ただなかなか理屈通りにはいかないのが伐採の世界。現場で実際に木を見て感覚を養っていくしかないと思います。
木はそれぞれ倒れ方に癖があります。一本一本を観察することなく、いきなり作業に入るのは厳禁です。
なめて掛からない・あなどらない
「このくらいの細さならサッと伐ればいい」とついつい考えがちです。僕も直径が10センチ程度の木を受け口をつくらず一方方向から伐ってしまったことがあります。
すると、思わぬ方向から木が倒れてきて肩に触れました。そんなに太くない木が触れただけなのに、しばらく痛みが残りました。もしこれがそれなりの太さで正面に来ていたらどうなっていたか・・・恐ろしくなりました。
「心してかかれ!」「ちゃんとやれ!」「感じろ!」
後述で紹介する講習会でベテラン講師が伝えていたメモが残っています。その意味がこんなところにあるのだと後になってわかりました。
かかり木と向き合う
倒そうとする木が隣の木の枝や葉とからまり、倒れる途中で止まってしまう状態をかかり木といいます。木と木が密集している森林だとしょっちゅう起こります。
僕たちのフィールドはまさにかかり木のオンパレードでした。伐る前から絡まっていそうなもの、倒木も絡んで余計に複雑になったものなどいろんなケースがあります。
かかってしまったものをそのまま放置することはできません。何としても倒さないといけません。後作業が大変です。わかっていても、「あ~、またかかっちゃった」と何度同じことをして困ったか数知れません。
その都度、YouTubeで勉強しました。小径木はガターカットなど伐り方を考える、かかったらフェリングレバーで回したり、テコで使って動かしてみるなど、ケースバイケースでやってみることになります。

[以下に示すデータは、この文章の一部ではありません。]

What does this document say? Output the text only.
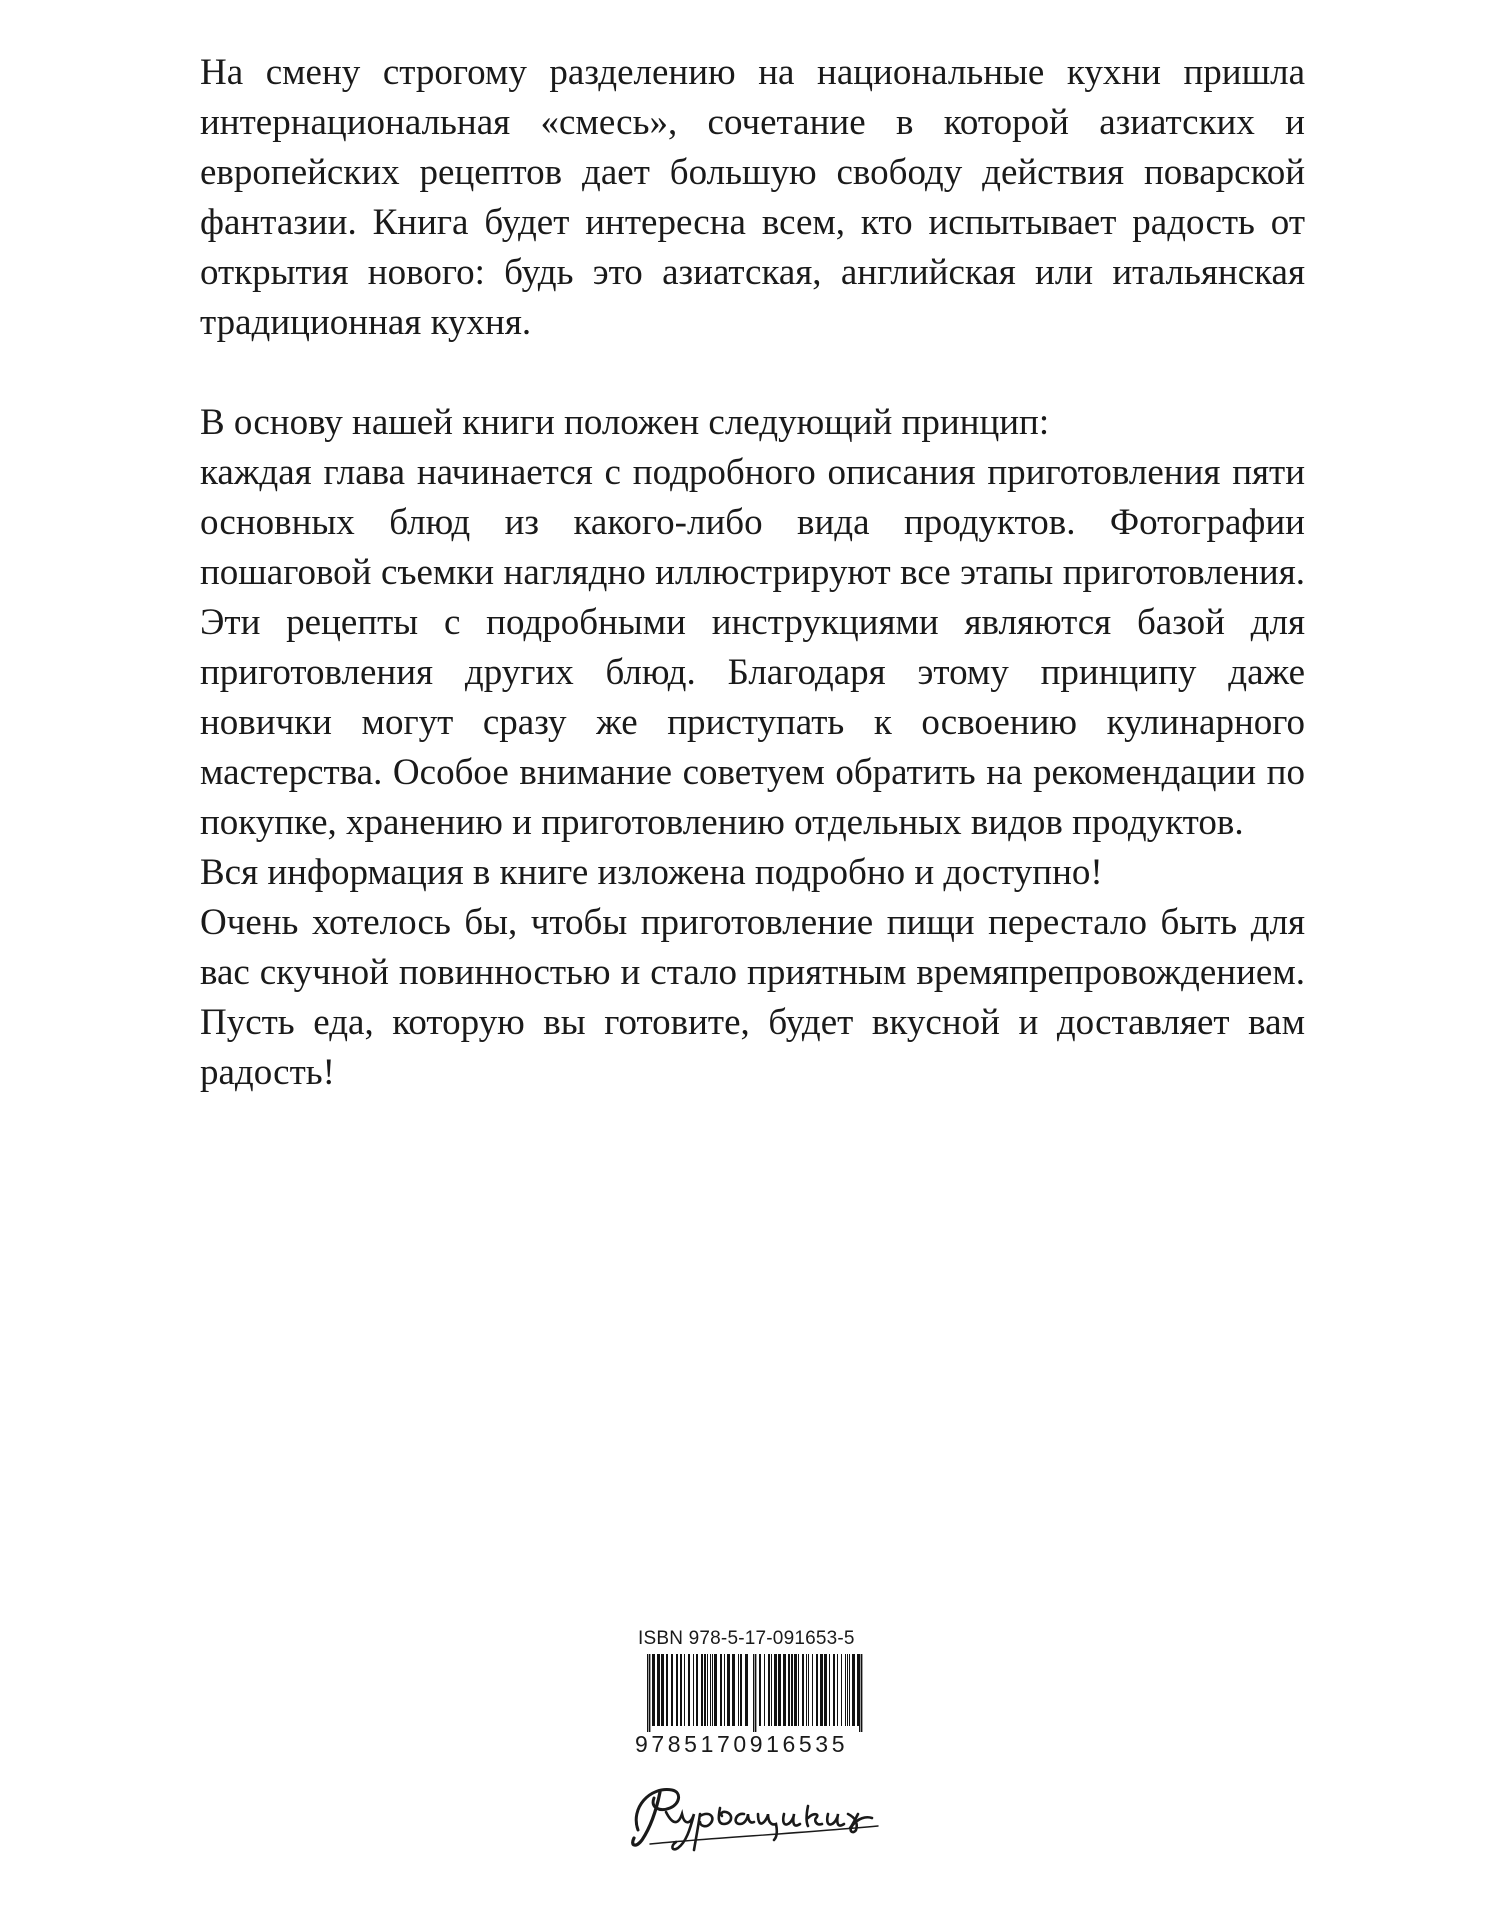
На смену строгому разделению на национальные кухни пришла интернациональная «смесь», сочетание в которой азиатских и европейских рецептов дает большую свободу действия поварской фантазии. Книга будет интересна всем, кто испытывает радость от открытия нового: будь это азиатская, английская или итальянская традиционная кухня.

В основу нашей книги положен следующий принцип:

каждая глава начинается с подробного описания приготовления пяти основных блюд из какого-либо вида продуктов. Фотографии пошаговой съемки наглядно иллюстрируют все этапы приготовления. Эти рецепты с подробными инструкциями являются базой для приготовления других блюд. Благодаря этому принципу даже новички могут сразу же приступать к освоению кулинарного мастерства. Особое внимание советуем обратить на рекомендации по покупке, хранению и приготовлению отдельных видов продуктов.

Вся информация в книге изложена подробно и доступно!

Очень хотелось бы, чтобы приготовление пищи перестало быть для вас скучной повинностью и стало приятным времяпрепровождением. Пусть еда, которую вы готовите, будет вкусной и доставляет вам радость!

ISBN 978-5-17-091653-5
9785170916535
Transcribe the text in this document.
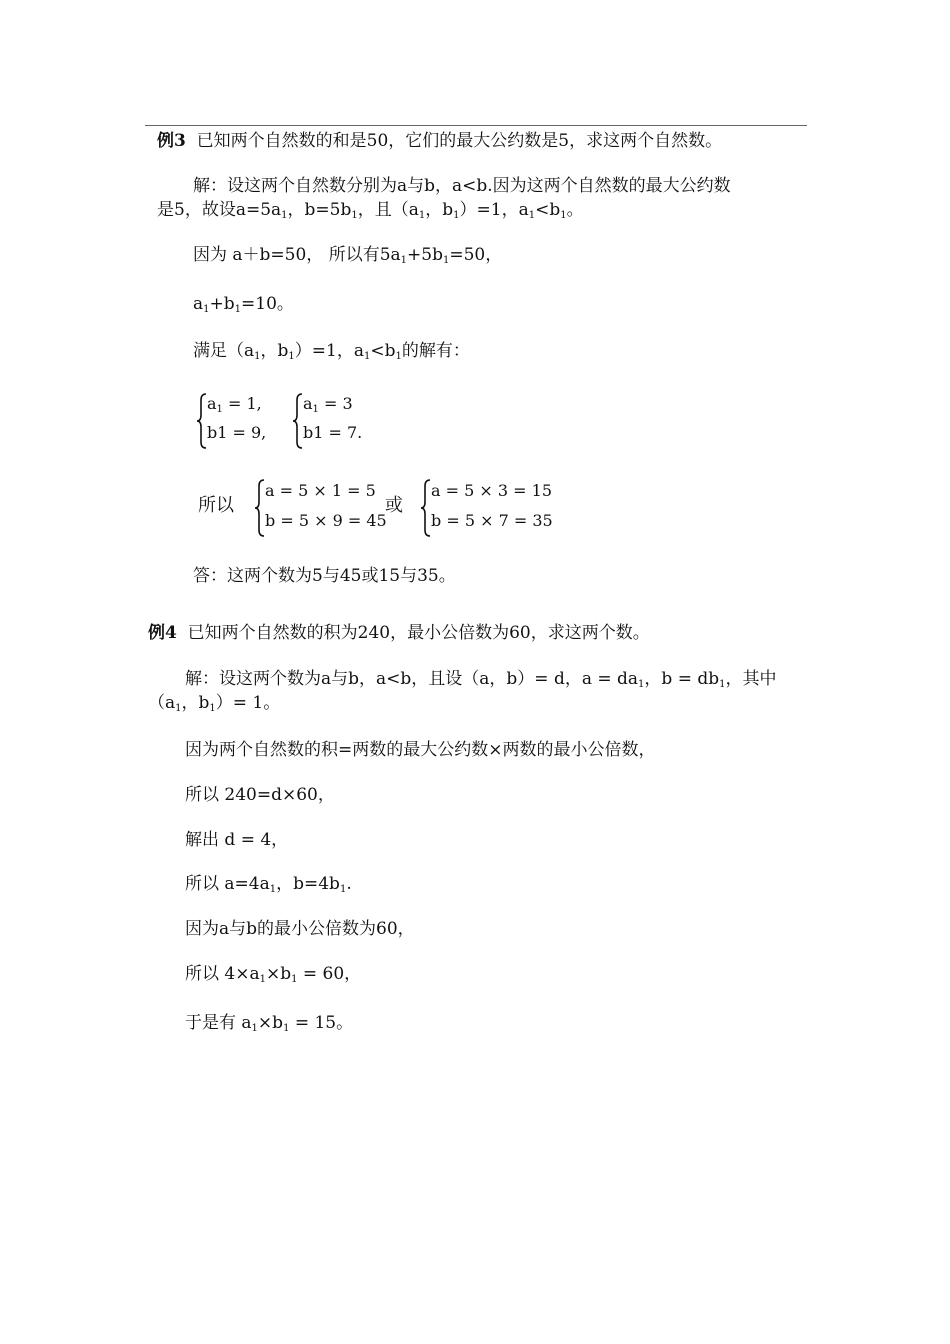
例3 已知两个自然数的和是50，它们的最大公约数是5，求这两个自然数。
解：设这两个自然数分别为a与b，a<b.因为这两个自然数的最大公约数
是5，故设$a=5a_1$，$b=5b_1$，且（$a_1$，$b_1)=1$，$a_1<b_1$。
因为 a＋b=50， 所以有$5a_1+5b_1=50$，
$a_1+b_1=10$。
满足（$a_1$，$b_1)=1$，$a_1<b_1$的解有：
$a_1 = 1$,
b1 = 9,
$a_1 = 3$
b1 = 7.
所以
a = 5 × 1 = 5
b = 5 × 9 = 45
或
a = 5 × 3 = 15
b = 5 × 7 = 35
答：这两个数为5与45或15与35。
例4 已知两个自然数的积为240，最小公倍数为60，求这两个数。
解：设这两个数为a与b，a<b，且设（a，b）= d，$a = da_1$，$b = db_1$，其中
（$a_1$，$b_1)= 1$。
因为两个自然数的积=两数的最大公约数×两数的最小公倍数，
所以 240=d×60，
解出 d = 4，
所以 $a=4a_1$，$b=4b_1$.
因为a与b的最小公倍数为60，
所以 $4\times a_1\times b_1 = 60$，
于是有 $a_1\times b_1 = 15$。
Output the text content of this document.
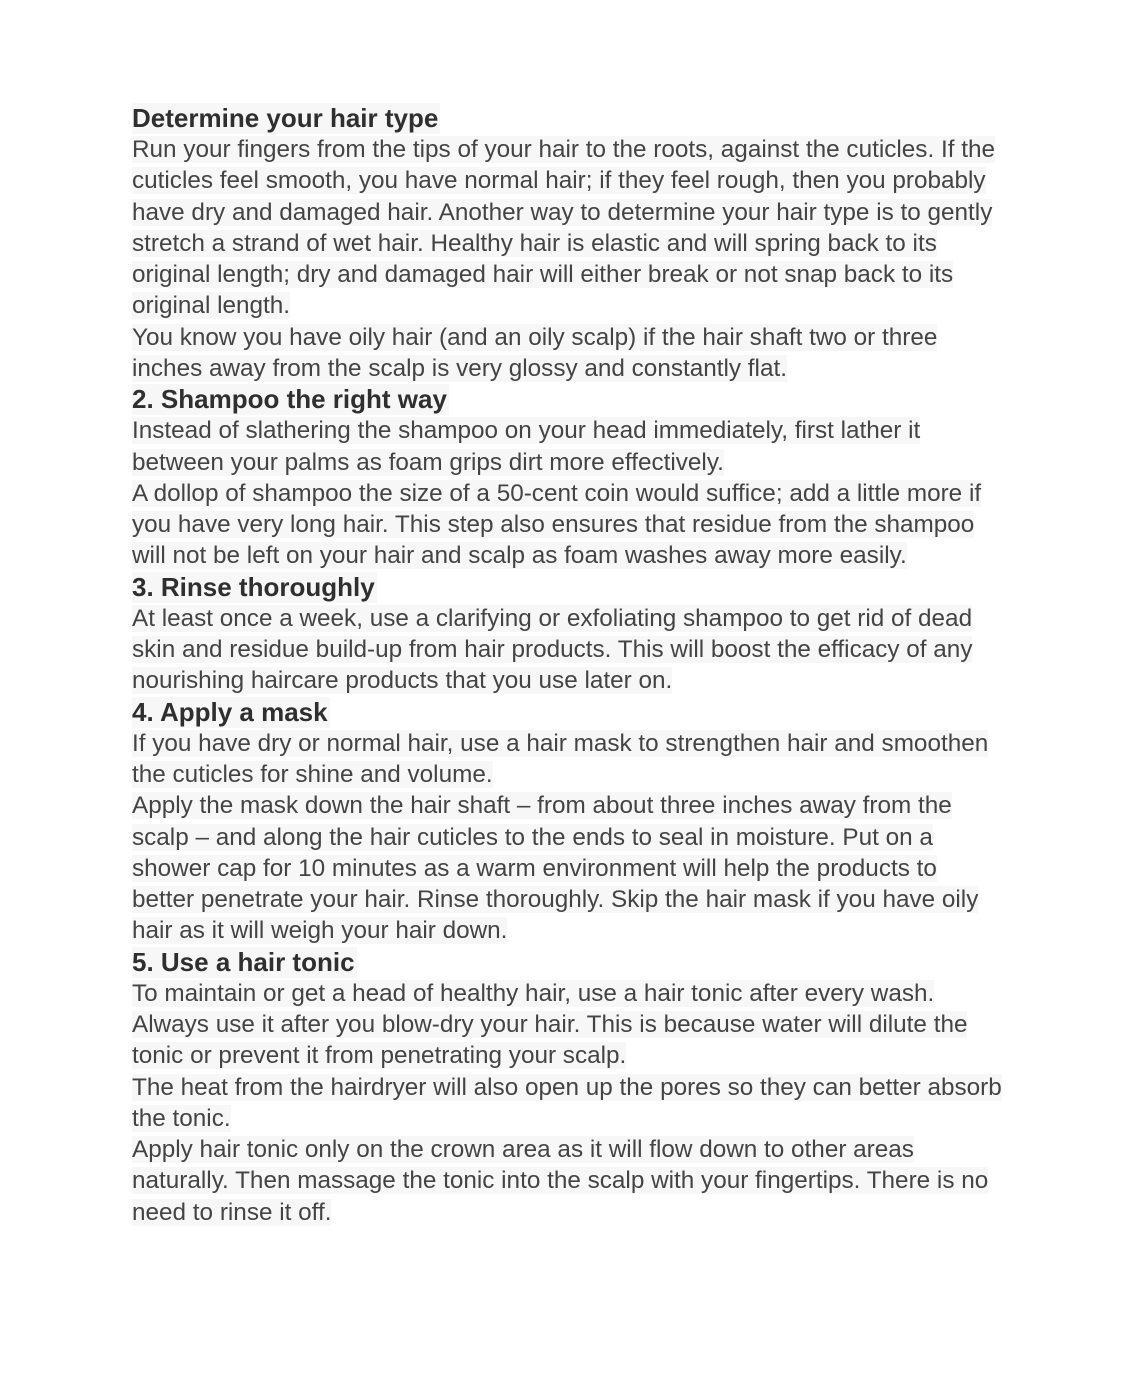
Determine your hair type

Run your fingers from the tips of your hair to the roots, against the cuticles. If the cuticles feel smooth, you have normal hair; if they feel rough, then you probably have dry and damaged hair. Another way to determine your hair type is to gently stretch a strand of wet hair. Healthy hair is elastic and will spring back to its original length; dry and damaged hair will either break or not snap back to its original length.

You know you have oily hair (and an oily scalp) if the hair shaft two or three inches away from the scalp is very glossy and constantly flat.

2. Shampoo the right way

Instead of slathering the shampoo on your head immediately, first lather it between your palms as foam grips dirt more effectively.

A dollop of shampoo the size of a 50-cent coin would suffice; add a little more if you have very long hair. This step also ensures that residue from the shampoo will not be left on your hair and scalp as foam washes away more easily.

3. Rinse thoroughly

At least once a week, use a clarifying or exfoliating shampoo to get rid of dead skin and residue build-up from hair products. This will boost the efficacy of any nourishing haircare products that you use later on.

4. Apply a mask

If you have dry or normal hair, use a hair mask to strengthen hair and smoothen the cuticles for shine and volume.

Apply the mask down the hair shaft – from about three inches away from the scalp – and along the hair cuticles to the ends to seal in moisture. Put on a shower cap for 10 minutes as a warm environment will help the products to better penetrate your hair. Rinse thoroughly. Skip the hair mask if you have oily hair as it will weigh your hair down.

5. Use a hair tonic

To maintain or get a head of healthy hair, use a hair tonic after every wash. Always use it after you blow-dry your hair. This is because water will dilute the tonic or prevent it from penetrating your scalp.

The heat from the hairdryer will also open up the pores so they can better absorb the tonic.

Apply hair tonic only on the crown area as it will flow down to other areas naturally. Then massage the tonic into the scalp with your fingertips. There is no need to rinse it off.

でも現場では予想もできないことが起こります。学んだことがそのまま生かせない場面も多々あります。やっては失敗、またやっては失敗を繰り返しながら試行錯誤してきました。
かかり木処理は時間がかかり危険な作業です。かからないようにするのがベスト。でもついてまわるものなので、かかったらどう対処するかを頭に入れながら進めることをおすすめします。
一人で作業しない
伐っていると木がどう動いているかわかりません。ヘルメットをかぶると上の方が見づらくなります。イヤーマフをするので、チェンソーの音とヘルメットで周囲の声は聞こえなくなります。
伐採作業をするときはペアになる人にいてもらうこと。相手に自分が見える位置に立ってもらって、声ではなく手旗や笛などで合図してもらうなど工夫をしましょう。
時間を決めない
伐採は思いの他、時間が掛かる作業です。山は斜面なので行ったり来たりするだけでも時間を要します。時間だけでなく労力が掛かります。無意識のうちに体力も消耗していきます。
僕たちも「今日は余裕がないからここだけやろう」「今から2時間でやれるところまでやろう」ということがありました。そんなときに限ってかかり木になって日が暮れて焦ったことが何度かあります。
これは良くありません。焦ったり無理をすると事故につながります。伐採作業は時間に余裕をもって臨んでください。
道具と燃料を携帯する
現場では注意していてもチェンソーが木に挟まる状態がしょっちゅう起こります。挟まらないように注意していても「こんなので挟まるの?」といった事態が起こります。
無理して引っ張っても抜けないし、やり過ぎるとチェンソー自体が壊れてしまいます。力のかけ方を間違って、チェンソーが自分の方へ飛んでくると大けがをします。無理やり引っこ抜くようなことはNGです。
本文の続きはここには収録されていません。